Neve. Triberti: dopo l’emergenza ora la conta dei danni

Dalla neve al ghiaccio, dalla pioggia al gelicidio, al vento. Giorni, ore non facili, complicate, per Marradi, per tutto l’Alto Mugello, per le difficoltà e criticità che si sono presentate sulla viabilità, nel territorio, in paese e strutture private. “La conta dei danni causati da questi lunghi giorni di neve e maltempo la stiamo facendo ancora ma, di certo, sono rilevanti, con costi difficilmente sostenibili da un comune piccolo come il nostro – osserva il sindaco Tommaso Triberti -. Appena possibile faremo un’accurata valutazione dello stato del manto stradale, che in alcune zone è stato particolarmente deteriorato”. Continua il sindaco: “Non bastava la neve, ci si è messo anche il ghiaccio e poi la pioggia a peggiorare la situazione.
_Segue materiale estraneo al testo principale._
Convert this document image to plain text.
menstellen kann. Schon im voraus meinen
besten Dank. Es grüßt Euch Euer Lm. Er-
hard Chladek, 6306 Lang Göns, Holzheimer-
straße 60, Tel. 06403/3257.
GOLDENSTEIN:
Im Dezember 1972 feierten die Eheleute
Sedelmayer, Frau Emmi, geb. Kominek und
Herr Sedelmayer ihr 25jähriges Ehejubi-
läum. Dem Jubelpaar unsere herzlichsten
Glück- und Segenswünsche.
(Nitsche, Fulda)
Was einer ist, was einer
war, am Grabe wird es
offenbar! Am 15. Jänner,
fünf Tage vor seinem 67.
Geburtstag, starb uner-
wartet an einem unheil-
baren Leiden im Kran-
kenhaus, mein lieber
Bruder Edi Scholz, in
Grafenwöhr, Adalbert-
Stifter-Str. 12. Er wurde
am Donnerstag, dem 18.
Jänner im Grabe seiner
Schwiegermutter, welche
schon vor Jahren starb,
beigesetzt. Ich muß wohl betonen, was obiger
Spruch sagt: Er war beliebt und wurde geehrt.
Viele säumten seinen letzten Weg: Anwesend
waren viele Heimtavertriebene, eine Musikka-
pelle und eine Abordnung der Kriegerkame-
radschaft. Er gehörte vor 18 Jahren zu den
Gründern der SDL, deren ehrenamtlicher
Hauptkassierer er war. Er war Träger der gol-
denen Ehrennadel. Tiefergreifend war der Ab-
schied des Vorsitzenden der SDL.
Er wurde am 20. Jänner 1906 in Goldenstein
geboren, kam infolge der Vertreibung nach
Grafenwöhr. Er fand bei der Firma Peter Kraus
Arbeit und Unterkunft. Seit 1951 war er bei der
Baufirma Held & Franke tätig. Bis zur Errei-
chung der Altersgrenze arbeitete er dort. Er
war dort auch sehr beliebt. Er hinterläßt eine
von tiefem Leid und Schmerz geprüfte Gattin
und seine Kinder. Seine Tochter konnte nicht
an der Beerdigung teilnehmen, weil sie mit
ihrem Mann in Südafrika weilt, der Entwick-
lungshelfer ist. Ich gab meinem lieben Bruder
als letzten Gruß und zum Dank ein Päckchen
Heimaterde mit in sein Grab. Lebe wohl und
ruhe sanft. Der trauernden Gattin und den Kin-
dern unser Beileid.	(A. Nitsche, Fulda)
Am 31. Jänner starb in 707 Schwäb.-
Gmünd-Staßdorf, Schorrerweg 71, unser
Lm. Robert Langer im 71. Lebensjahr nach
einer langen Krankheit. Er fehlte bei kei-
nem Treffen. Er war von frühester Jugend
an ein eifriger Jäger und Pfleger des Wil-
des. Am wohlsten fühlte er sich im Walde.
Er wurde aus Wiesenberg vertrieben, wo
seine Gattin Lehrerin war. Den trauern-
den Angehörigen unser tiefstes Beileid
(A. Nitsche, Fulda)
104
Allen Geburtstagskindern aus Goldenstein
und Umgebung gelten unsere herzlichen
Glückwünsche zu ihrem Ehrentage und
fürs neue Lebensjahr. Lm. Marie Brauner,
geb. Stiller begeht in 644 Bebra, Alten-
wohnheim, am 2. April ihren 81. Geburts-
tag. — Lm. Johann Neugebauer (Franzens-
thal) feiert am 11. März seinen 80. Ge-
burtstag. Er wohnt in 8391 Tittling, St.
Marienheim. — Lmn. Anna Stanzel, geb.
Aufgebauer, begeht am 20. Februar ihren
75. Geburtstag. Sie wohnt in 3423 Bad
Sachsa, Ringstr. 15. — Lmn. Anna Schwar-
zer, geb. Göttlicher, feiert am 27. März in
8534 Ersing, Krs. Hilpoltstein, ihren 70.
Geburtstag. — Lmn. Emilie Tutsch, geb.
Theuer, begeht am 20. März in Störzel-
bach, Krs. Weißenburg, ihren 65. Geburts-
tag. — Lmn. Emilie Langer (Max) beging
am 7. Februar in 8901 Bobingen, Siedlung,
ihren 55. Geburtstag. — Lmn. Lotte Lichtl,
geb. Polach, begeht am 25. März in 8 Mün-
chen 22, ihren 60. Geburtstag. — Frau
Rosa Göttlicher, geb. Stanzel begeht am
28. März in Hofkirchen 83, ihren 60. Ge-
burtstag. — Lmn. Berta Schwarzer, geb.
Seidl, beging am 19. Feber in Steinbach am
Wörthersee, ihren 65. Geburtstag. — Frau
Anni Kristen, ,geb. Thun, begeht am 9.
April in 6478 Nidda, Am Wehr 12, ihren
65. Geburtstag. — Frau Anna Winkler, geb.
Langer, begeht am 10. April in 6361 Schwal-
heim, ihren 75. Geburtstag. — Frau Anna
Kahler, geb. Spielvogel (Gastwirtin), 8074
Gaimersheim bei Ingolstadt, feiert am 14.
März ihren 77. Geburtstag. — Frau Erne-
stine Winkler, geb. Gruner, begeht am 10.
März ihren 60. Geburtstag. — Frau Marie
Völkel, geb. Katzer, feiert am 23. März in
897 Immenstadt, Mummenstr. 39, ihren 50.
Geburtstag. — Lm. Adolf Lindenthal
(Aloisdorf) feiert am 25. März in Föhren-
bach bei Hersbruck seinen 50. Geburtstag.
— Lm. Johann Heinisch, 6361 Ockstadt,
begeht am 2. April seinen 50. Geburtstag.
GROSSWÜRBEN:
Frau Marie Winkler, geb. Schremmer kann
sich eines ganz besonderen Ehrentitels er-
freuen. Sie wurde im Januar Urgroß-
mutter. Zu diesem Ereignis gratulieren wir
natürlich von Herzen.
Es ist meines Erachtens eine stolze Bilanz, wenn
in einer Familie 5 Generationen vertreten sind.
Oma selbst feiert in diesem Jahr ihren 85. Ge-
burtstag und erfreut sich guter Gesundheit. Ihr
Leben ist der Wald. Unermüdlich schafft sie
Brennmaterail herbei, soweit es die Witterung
Disagi sulle strade, alberi caduti, frazioni isolate per alcune ore, allagamenti in paese per l’intensa pioggia seguita alla neve, danni a strutture private”. Lavoro, interventi senza sosta per sgomberare le strade extraurbane e urbane dalla neve e renderle percorribili, per superare le criticità e limitare i disagi alle persone: “Con non poca fatica, abbiamo gestito e chiuso questa emergenza con una fattiva collaborazione tra enti, volontariato e cittadini – sottolinea il sindaco Triberti -. E adesso vorrei rivolgere un sentito e forte ringraziamento a tutti coloro che sono stati in prima linea negli interventi, nei lavori, nell’operare affinché si potesse dare una risposta alle grandi come alle piccole segnalazioni, affinché problemi e disagi potessero ridursi il più possibile. Per questo, il ringraziamento mio personale e di tutta l’Amministrazione comunale – afferma il sindaco Triberti – va agli addetti del cantiere comunale e con loro agli operatori della Città Metropolitana, alle ditte esterne convenzionate, ai volontari di Protezione civile-Vigili del Fuoco e ai cittadini che in vario modo si sono dati da fare, oltre alla Misericordia e agli operatori sanitari, ai servizi di utilità pubblica e – conclude – all’Istituto comprensivo con cui c’è stato un continuo confronto e collaborazione”.